5. Bastiaan Willems and Michał Adam Palacz, "Polish refugees and East Prussian expellees: Applying the four-dimensional model", in Bastiaan Willems and Michał Adam Palacz (eds.), A Transnational History of Forced Migrants in Europe: Unwilling Nomads in the Age of the Two World Wars (Bloomsbury Academic, 2002), pp. 245-260. Chapter DOI: 10.5040/9781350281110.0027

Keywords: Diaspora; conceptual model; forced migration; transnational history; Polish refugees; East Prussian expellees; Britain; post-war Germany

Abstract: The concluding essay by Willems and Palacz demonstrates the full potential of the proposed conceptual model of diaspora by presenting Polish wartime refugees in Britain and East Prussian expellees in post-war Germany as objects of study independent of national histories.
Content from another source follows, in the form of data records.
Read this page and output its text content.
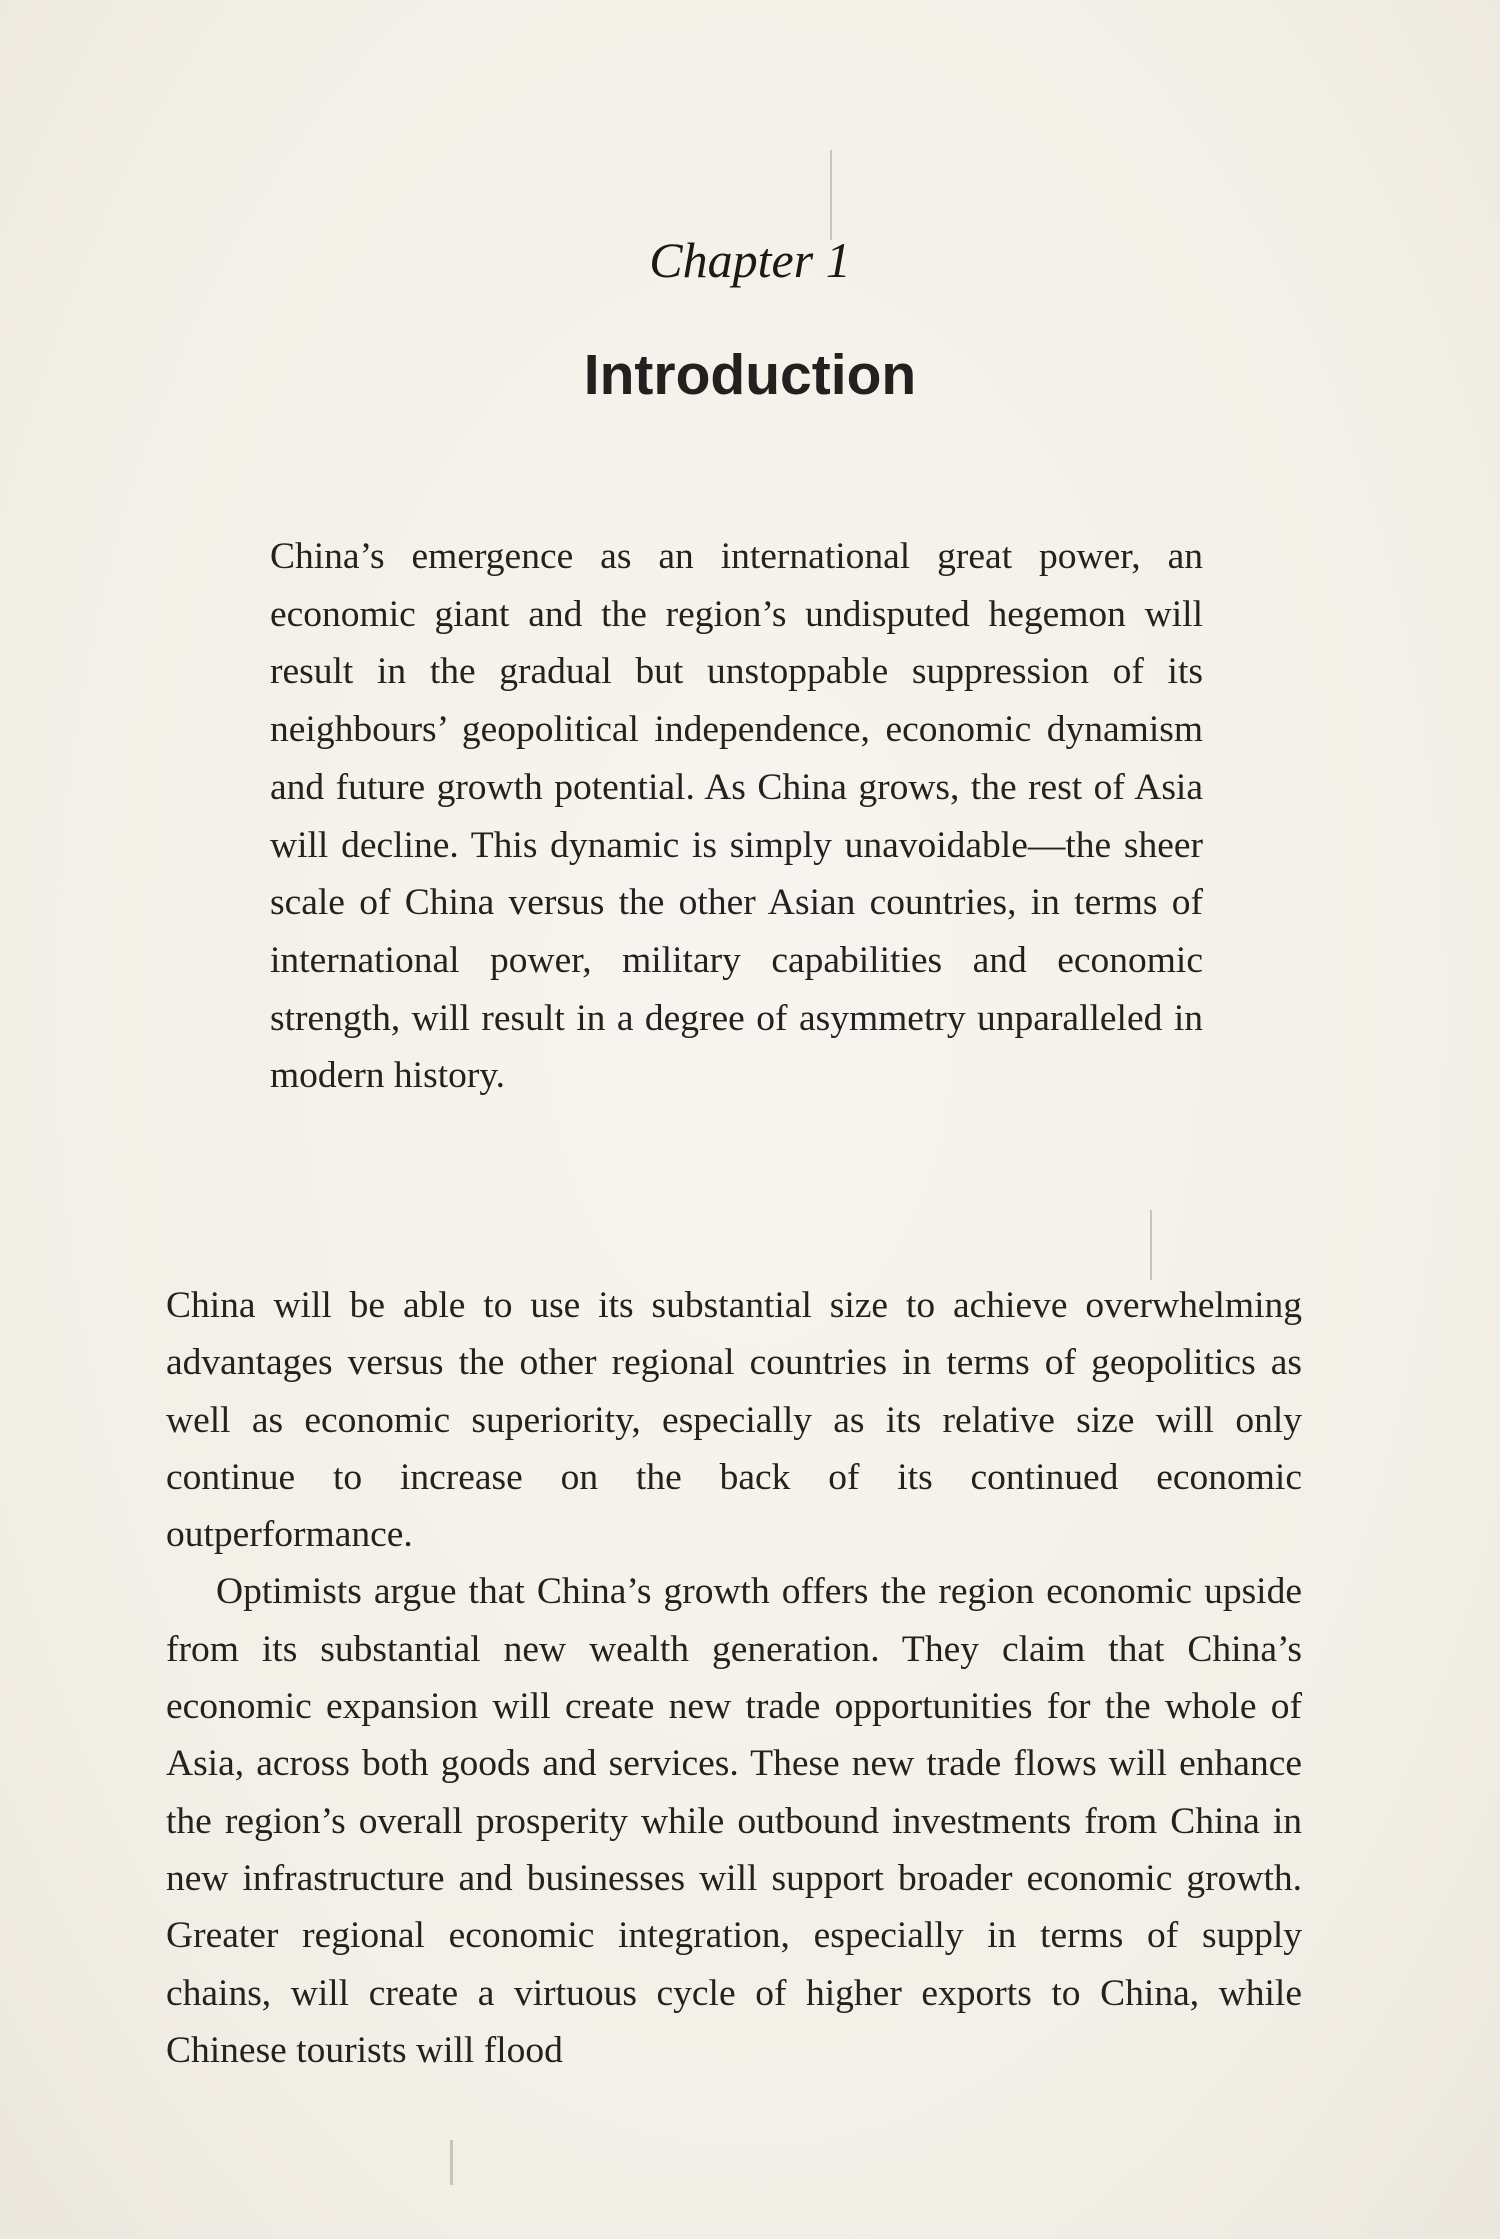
Chapter 1
Introduction

China’s emergence as an international great power, an economic giant and the region’s undisputed hegemon will result in the gradual but unstoppable suppression of its neighbours’ geopolitical independence, economic dynamism and future growth potential. As China grows, the rest of Asia will decline. This dynamic is simply unavoidable—the sheer scale of China versus the other Asian countries, in terms of international power, military capabilities and economic strength, will result in a degree of asymmetry unparalleled in modern history.

China will be able to use its substantial size to achieve overwhelming advantages versus the other regional countries in terms of geopolitics as well as economic superiority, especially as its relative size will only continue to increase on the back of its continued economic outperformance.

Optimists argue that China’s growth offers the region economic upside from its substantial new wealth generation. They claim that China’s economic expansion will create new trade opportunities for the whole of Asia, across both goods and services. These new trade flows will enhance the region’s overall prosperity while outbound investments from China in new infrastructure and businesses will support broader economic growth. Greater regional economic integration, especially in terms of supply chains, will create a virtuous cycle of higher exports to China, while Chinese tourists will flood
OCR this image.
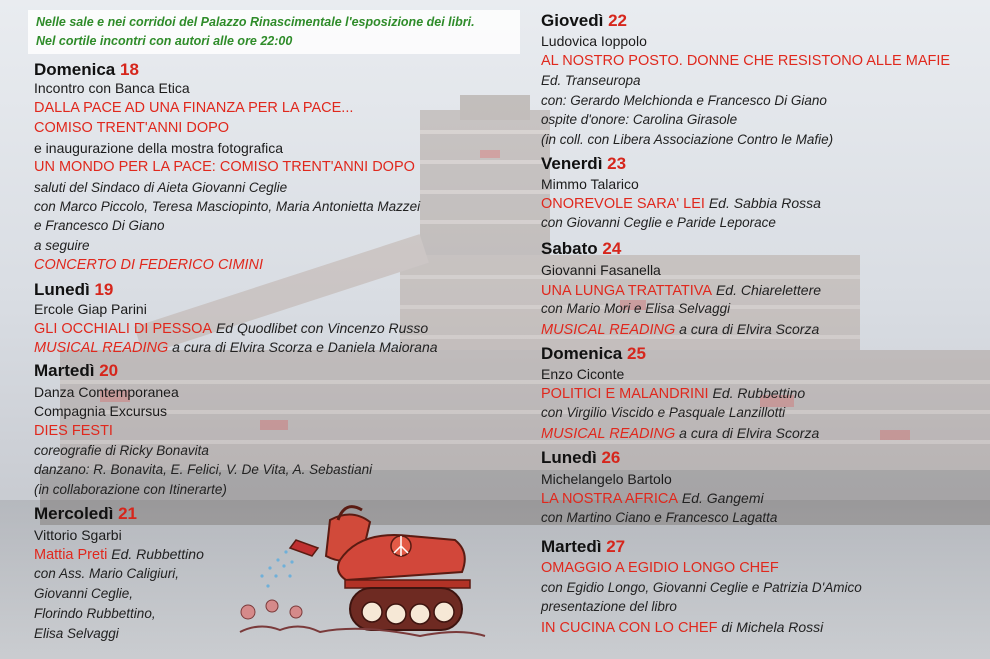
Nelle sale e nei corridoi del Palazzo Rinascimentale l'esposizione dei libri.
Nel cortile incontri con autori alle ore 22:00
Domenica 18
Incontro con Banca Etica
DALLA PACE AD UNA FINANZA PER LA PACE...
COMISO TRENT'ANNI DOPO
e inaugurazione della mostra fotografica
UN MONDO PER LA PACE: COMISO TRENT'ANNI DOPO
saluti del Sindaco di Aieta Giovanni Ceglie
con Marco Piccolo, Teresa Masciopinto, Maria Antonietta Mazzei
e Francesco Di Giano
a seguire
CONCERTO DI FEDERICO CIMINI
Lunedì 19
Ercole Giap Parini
GLI OCCHIALI DI PESSOA Ed Quodlibet con Vincenzo Russo
MUSICAL READING a cura di Elvira Scorza e Daniela Maiorana
Martedì 20
Danza Contemporanea
Compagnia Excursus
DIES FESTI
coreografie di Ricky Bonavita
danzano: R. Bonavita, E. Felici, V. De Vita, A. Sebastiani
(in collaborazione con Itinerarte)
Mercoledì 21
Vittorio Sgarbi
Mattia Preti Ed. Rubbettino
con Ass. Mario Caligiuri,
Giovanni Ceglie,
Florindo Rubbettino,
Elisa Selvaggi
Giovedì 22
Ludovica Ioppolo
AL NOSTRO POSTO. DONNE CHE RESISTONO ALLE MAFIE
Ed. Transeuropa
con: Gerardo Melchionda e Francesco Di Giano
ospite d'onore: Carolina Girasole
(in coll. con Libera Associazione Contro le Mafie)
Venerdì 23
Mimmo Talarico
ONOREVOLE SARA' LEI Ed. Sabbia Rossa
con Giovanni Ceglie e Paride Leporace
Sabato 24
Giovanni Fasanella
UNA LUNGA TRATTATIVA Ed. Chiarelettere
con Mario Mori e Elisa Selvaggi
MUSICAL READING a cura di Elvira Scorza
Domenica 25
Enzo Ciconte
POLITICI E MALANDRINI Ed. Rubbettino
con Virgilio Viscido e Pasquale Lanzillotti
MUSICAL READING a cura di Elvira Scorza
Lunedì 26
Michelangelo Bartolo
LA NOSTRA AFRICA Ed. Gangemi
con Martino Ciano e Francesco Lagatta
Martedì 27
OMAGGIO A EGIDIO LONGO CHEF
con Egidio Longo, Giovanni Ceglie e Patrizia D'Amico
presentazione del libro
IN CUCINA CON LO CHEF di Michela Rossi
While the historiographies of both Polish and East Prussian diasporas have largely been shaped by collective memories of victimhood and politically-charged narratives of 'integration', Willems and Palacz reinterpret the experiences of Polish refugees and East Prussian expellees through the lens of their four-dimensional relationship with the host society, homeland, own diaspora and other migrant communities. The two case studies reveal that forced migration should be seen as a transnational and de-homogenised experience which offers new perspectives on the developments that spurred European history in the first half of the twentieth century.